Prepping for Taxes
As anyone who reads the news (or this newsletter) knows, tax time is upon us. Anyone can file their taxes from now until May 1st (since April 30th is a Sunday) without penalty. If you owe tax and don’t file by May 1st, a penalty based on the amount of tax that you owe will be charged. Additionally, you will have to pay interest. If you do not owe taxes or are expecting a refund, there are no penalties or interest but benefits to which you might be entitled (child care, gst credit etc.) will be delayed.
I encourage everyone to file a tax return , regardless of whether they owe tax or even have any income. There are certain circumstances, covered in my blog post, where you must file tax return. But even if you don’t meet these “have to” criteria, I discuss the reasons why you should, not the least of which is that you might be entitled to some benefits or to carryforward tax credits. More importantly, it can prevent unpleasant and protracted interactions with the government.
The majority of Canadians have a fairly simple tax return. I’m a big proponent of people doing their own tax returns especially when it is straightforward. At the very least, you can use one of the many software out there to enter your information and then assess whether you feel comfortable with the results. You don’t actually pay for the software until you decide to submit your tax return, so the only real cost is time. Doing it on your own is also empowering and you don’t have to wonder if your tax preparer missed something or why your tax bill is so much higher than you thought.
When prepping for taxes, I recommend creating a physical folder as well as one on your computer, where all documents that potentially relate to your taxes are saved. This might include a T4 for salary (RL1 in Quebec), T5 (RL3) for investment income, RRSP contribution slips, medical expenses, donations receipts (these have a very specific format). Additionally, you might have a T5008 which shows gains and losses on investments during the year, childcare expenses paid to a daycare or babysitter, a receipt for professional dues or education/tuition receipts.

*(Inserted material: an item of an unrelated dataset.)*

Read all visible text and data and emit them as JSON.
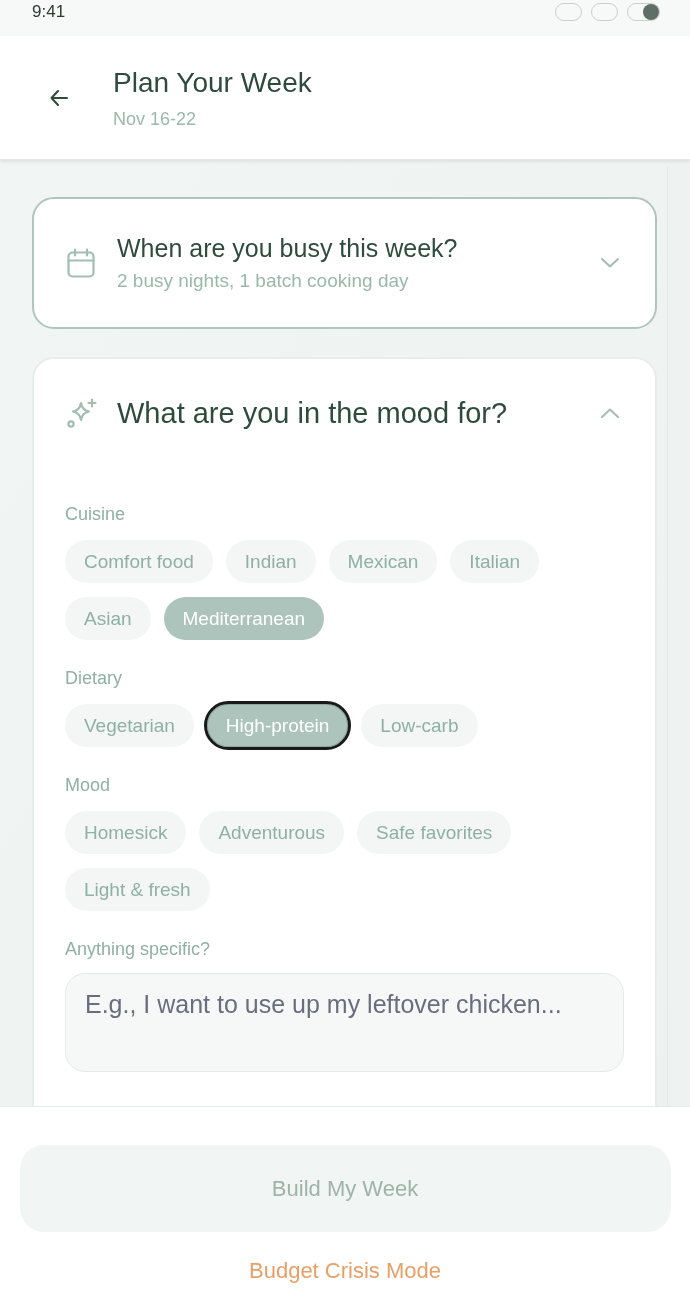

If you think something is tax deductible and have not received a tax receipt, it is worth reaching out to the service provider as it may have gotten lost in the mail (or your email).
CRA also has a feature called AutoFill your return, where you can download information that they already have on file such as your T4 and T5s (since these are usually submitted electronically to them). This can reduce some of the inaccuracies of manual entry.
If you are self employed or have an unincorporated small business, your tax return might be a little more complicated. However, I still encourage business owners who have an accounting system set up (whether it is a spreadsheet or accounting software) to give it a try. Essentially, you need to reflect your total sales for the year and expenses by category. In addition you can claim some home office and deduct car expenses (all to be discussed in greater detail in upcoming newsletters).
If you find diy-ing your tax return to be cumbersome, or you feel a sense of unease that you aren’t doing something correctly then it makes sense to seek out a professional tax preparer or an accountant. If you do submit your tax return and realize after the fact that there is an error, wait for the notice of assessment as often CRA (and Revenue Quebec) will discover the error and issue a notice of assessment with the correct information. If you receive the notice of assessment and the error hasn’t been corrected, you can then file an amended return.
We have a bit less than two months before taxes are due so there is still time. It isn’t too early, however, to start planning and prepping for them. And of course if you decide to do them sooner, you can cross it off your to do list and eliminate that source of stress.